Film Śmierć prezydenta Jerzego Kawalerowicza (premiera w roku 1977) mógł się w tamtym czasie wydać dość zaskakującą reminiscencją historyczną i proroctwem na wyrost. Okazał się jednak dziełem znakomitym, uniwersalnym i aktualnym. Jako echo polskich niepokojów z lat 1976-1977 i zapowiedź wypadków, które zmienią Polskę. Minęło przecież lat parę ledwie, a po nagłym Sierpniu ’80 przyszedł brutalny Grudzień ’81.

Ale kto by mógł przypuszczać, że nabierze aktualności dziś, w III dekadzie III RP i stanie się jednym z odniesień spektaklu, który sztukę o zabójstwie prezydenta czyni przejmująco współczesną w sposób przejmujący.

Nie bez kozery pisanie o nim zaczynam od przypomnienia filmu sprzed 42 lat; jest bowiem w tej przestrzeni czasowej, powtarzalności wydarzeń i doświadczeń coś, co każe spojrzeć na siebie – i nasz kraj – z dodatkowym niepokojem. Że oto nie tylko nie uczymy się na błędach, a i przeciwnie – uczymy się. Rzeczy najgorszych. Wracamy do nich, tęsknimy za nimi, a groza nie mija.

Zabić prezydenta Piotra Rowickiego – monodram Arkadiusza Buszki w reżyserii Piotra Ratajczaka – uderza celnie – można rzec gorzko: jak kula Niewiadomskiego – trafiając w nasze dzisiejsze problemy i lęki.
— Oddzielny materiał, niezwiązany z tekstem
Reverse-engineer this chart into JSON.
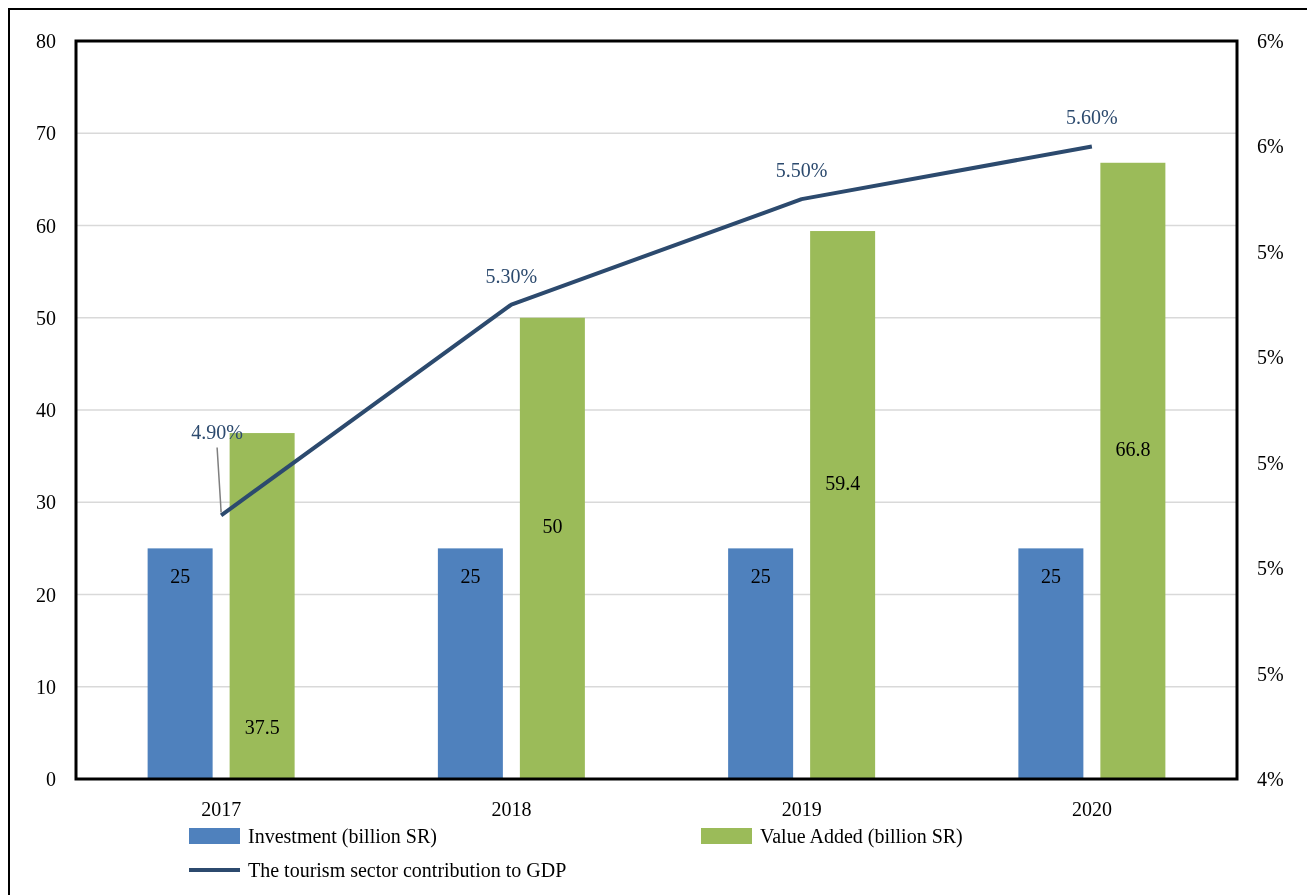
{
  "chart_data": {
    "type": "bar",
    "categories": [
      "2017",
      "2018",
      "2019",
      "2020"
    ],
    "series": [
      {
        "name": "Investment (billion SR)",
        "color": "#4f81bd",
        "values": [
          25,
          25,
          25,
          25
        ],
        "value_labels": [
          "25",
          "25",
          "25",
          "25"
        ]
      },
      {
        "name": "Value Added  (billion SR)",
        "color": "#9bbb59",
        "values": [
          37.5,
          50,
          59.4,
          66.8
        ],
        "value_labels": [
          "37.5",
          "50",
          "59.4",
          "66.8"
        ]
      },
      {
        "name": "The tourism sector contribution to  GDP",
        "type": "line",
        "axis": "y2",
        "color": "#2c4a6e",
        "values": [
          4.9,
          5.3,
          5.5,
          5.6
        ],
        "value_labels": [
          "4.90%",
          "5.30%",
          "5.50%",
          "5.60%"
        ]
      }
    ],
    "ylim": [
      0,
      80
    ],
    "yticks": [
      0,
      10,
      20,
      30,
      40,
      50,
      60,
      70,
      80
    ],
    "y2lim": [
      4.4,
      5.8
    ],
    "y2ticks": [
      {
        "value": 4.4,
        "label": "4%"
      },
      {
        "value": 4.6,
        "label": "5%"
      },
      {
        "value": 4.8,
        "label": "5%"
      },
      {
        "value": 5.0,
        "label": "5%"
      },
      {
        "value": 5.2,
        "label": "5%"
      },
      {
        "value": 5.4,
        "label": "5%"
      },
      {
        "value": 5.6,
        "label": "6%"
      },
      {
        "value": 5.8,
        "label": "6%"
      }
    ],
    "grid": "y",
    "legend": "bottom",
    "marker": "none",
    "line_style": "solid"
  }
}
Czy raczej w nasze coraz mniej skrywane i śmielej obecne fascynacje i obsesje.

O zabójstwie Narutowicza opowiada nam ze sceny sam Niewiadomski grany przez Arkadiusza Buszkę. To jego racje i motywy tworzą narrację tego ascetycznego i kameralnego, ale przez to jeszcze bliższego nam i naszym emocjom przedstawienia. To z jego perspektywy oglądamy tragiczne wypadki 16 grudnia 1922 roku. To on je komentuje, on – w swej wygłoszonej przed nami mowie obrończej (spektakl zbudowany jest na jego rzeczywistej mowie przed sądem, jego liście otwartym Do wszystkich Polaków i swego rodzaju testamencie politycznym zatytułowanym Kartki z więzienia) przedstawia nam swą duchową drogę do czynu. Zamachu na prezydenta. Niewiadomski uważa ów czyn nie za zbrodnię bynajmniej, a za ofiarę złożoną z własnego życia na ołtarzu Ojczyzny. Od razu przyznaje się też do winy – choć tylko w sensie karnoprawnym – i żąda dla siebie kary śmierci.
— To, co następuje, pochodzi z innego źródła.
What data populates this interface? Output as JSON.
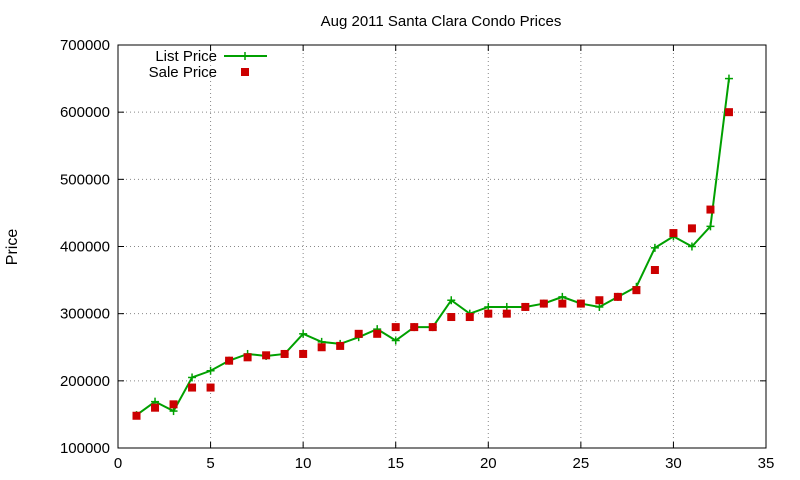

Jeśli zważyć, że Niewiadomski – artysta malarz obdarzony prawdziwym, choć wtórnym talentem – był człowiekiem inteligentnym, doświadczonym w przekazywaniu swoich myśli (pisał dzieła naukowe i artykuły z historii sztuki, uprawiał publicystykę, wykładał malarstwo), oddanie mu głosu, jako jedynemu w tej sprawie, można by uznać za pomysł trochę niebezpieczny.

Ale twórcy spektaklu nie bez kozery wybrali tę formę opowieści o Niewiadomskim. Oddając mu głos nie dla prowokacji czy po to, by igrać z widzem, lecz by uniknąć posądzenia o jednowymiarową publicystykę – że niby, o! znów pastwią się nad patriotą, bohaterem prawicy, nie dając mu szans obrony (w Śmierci prezydenta Niewiadomski grany przez Marka Walczewskiego przemawia krótko, pod koniec filmu, sprawiając przy tym wrażenie szaleńca) – ale za to uwypuklić demoniczną siłę jego argumentów i groźną moc nacjonalistyczno-patriotycznych frazesów.

Przypomnijmy (co zresztą przypomina ze sceny on sam): Niewiadomski był niepodległościowym konspiratorem, aresztowany przez Rosjan siedział w X Pawilonie, a podczas wojny polsko-bolszewickiej w 1920 r. wstąpił do wojska (początkowo nie został przyjęty, miał lat 51). I choć jego życiorys bywał politycznie pokrętny (od początku przejawiał wrogość wobec Piłsudskiego i to jego miał początkowo zabić), a niektóre jego zachowania zdawały się wynikać z urojeń (w 1920 roku – pracując dla wojskowego kontrwywiadu – widział w kolegach krypto-bolszewików i Żydów, za co szybko usunięto go z tej służby) miał prawo czuć się patriotą przejętym losem Ojczyzny.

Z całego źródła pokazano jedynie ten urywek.